Hacker News new | ask | show | jobs
by gaius 5796 days ago
I really question what you think "senior" means. A career for most people can be 40 years, and you're calling yourself "senior" after 5? What do you think guys with 20 years experience - who've led teams, managed budgets, seen the full SDLC, seen the same fads cycle every decade with different buzzwords, worked in multiple industries, multiple languages, multiple countries, been QA, developers, architects, project managers, business analysts at different points in their careers - see and hear when some kid (no offense) calls himself "senior"?

A revenue generating programmer in an investment bank is called a "quant". Maybe you could give that a whirl.

3 comments

The last time I checked 5 years of experience is enough to label someone as "senior" in software development.

I'm not saying that's not crazy, or disagreeing with your general point, but as the term is used in the field he's not out of line.

I think I'm getting to be a cranky old developer like you (I'm just shy of 20 years of professional programming). I thought the same when I saw five years = senior.

On the other hand, 6 years into my career I was promoted to Principal Engineer, over guys with 3 times my experience. Go figure.
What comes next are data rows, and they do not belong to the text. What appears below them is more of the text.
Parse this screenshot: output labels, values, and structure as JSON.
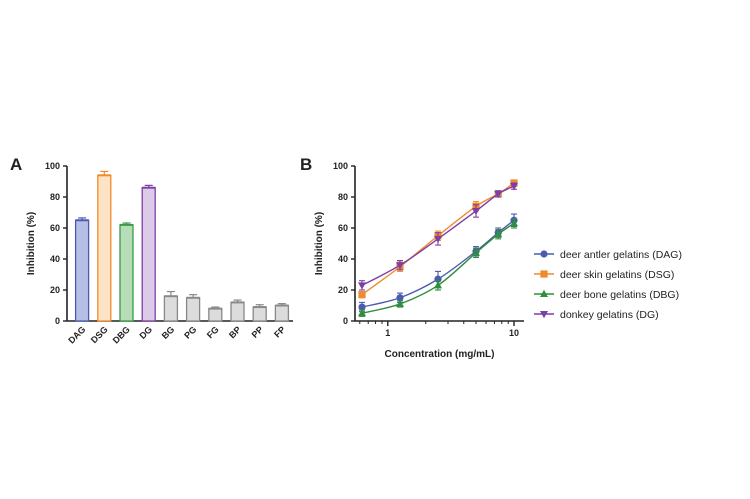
{
  "chart_data": [
    {
      "type": "bar",
      "panel_label": "A",
      "ylabel": "Inhibition (%)",
      "xlabel": "",
      "ylim": [
        0,
        100
      ],
      "yticks": [
        0,
        20,
        40,
        60,
        80,
        100
      ],
      "categories": [
        "DAG",
        "DSG",
        "DBG",
        "DG",
        "BG",
        "PG",
        "FG",
        "BP",
        "PP",
        "FP"
      ],
      "values": [
        65,
        94,
        62,
        86,
        16,
        15,
        8,
        12,
        9,
        10
      ],
      "errors": [
        1.5,
        2.5,
        1.2,
        1.5,
        3,
        2,
        1,
        1.5,
        1.5,
        1.2
      ],
      "fill_colors": [
        "#b8bfe6",
        "#fde2c4",
        "#b6ddb8",
        "#dccbe8",
        "#dcdcdc",
        "#dcdcdc",
        "#dcdcdc",
        "#dcdcdc",
        "#dcdcdc",
        "#dcdcdc"
      ],
      "edge_colors": [
        "#4a5bb0",
        "#f08a2c",
        "#3a9a48",
        "#7d3fa5",
        "#888888",
        "#888888",
        "#888888",
        "#888888",
        "#888888",
        "#888888"
      ],
      "grid": false
    },
    {
      "type": "line",
      "panel_label": "B",
      "xlabel": "Concentration (mg/mL)",
      "ylabel": "Inhibition (%)",
      "x_scale": "log",
      "xlim": [
        0.55,
        12
      ],
      "xticks": [
        1,
        10
      ],
      "xtick_labels": [
        "1",
        "10"
      ],
      "ylim": [
        0,
        100
      ],
      "yticks": [
        0,
        20,
        40,
        60,
        80,
        100
      ],
      "x": [
        0.625,
        1.25,
        2.5,
        5,
        7.5,
        10
      ],
      "legend_position": "right",
      "grid": false,
      "series": [
        {
          "name": "deer antler gelatins  (DAG)",
          "color": "#4a5bb0",
          "marker": "circle",
          "values": [
            9,
            15,
            27,
            45,
            57,
            65
          ],
          "errors": [
            3,
            3,
            5,
            3,
            3,
            4
          ]
        },
        {
          "name": "deer skin gelatins (DSG)",
          "color": "#f08a2c",
          "marker": "square",
          "values": [
            17,
            35,
            55,
            74,
            82,
            89
          ],
          "errors": [
            2,
            3,
            3,
            3,
            2,
            2
          ]
        },
        {
          "name": "deer bone gelatins (DBG)",
          "color": "#2f8f3c",
          "marker": "triangle-up",
          "values": [
            5,
            11,
            23,
            44,
            56,
            63
          ],
          "errors": [
            2,
            2,
            3,
            3,
            3,
            3
          ]
        },
        {
          "name": "donkey gelatins (DG)",
          "color": "#7d3fa5",
          "marker": "triangle-down",
          "values": [
            23,
            36,
            53,
            71,
            82,
            87
          ],
          "errors": [
            3,
            3,
            4,
            4,
            2,
            2
          ]
        }
      ]
    }
  ]
}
Yeah, it's like kids who show up to their first interview and say "I have 15 years experience", meaning they have been playing with computers since they were little. Ermm, no, work you didn't get paid for doesn't count. You aren't being paid to program. You're being paid to solve business problems with code. Even for hardcore geeks this is true, the problem a compiler writer is working on is actually the problem of the CFD guys who want to optimize their simulations, and their problem is actually the problem of the auto guys who want to build better cars. Or if you're working on a filesystem your problem is actually the problem of the database guys who want to process transactions faster, and their problem is really the problem of traders. Experience of that is what matters.
What do you think guys with 20 years experience blah blah blah blah blah...

That would be the "staff" engineers. I myself is a "senior" design engineer with 4 years of experience. You seem unfamiliar with the industry lingo.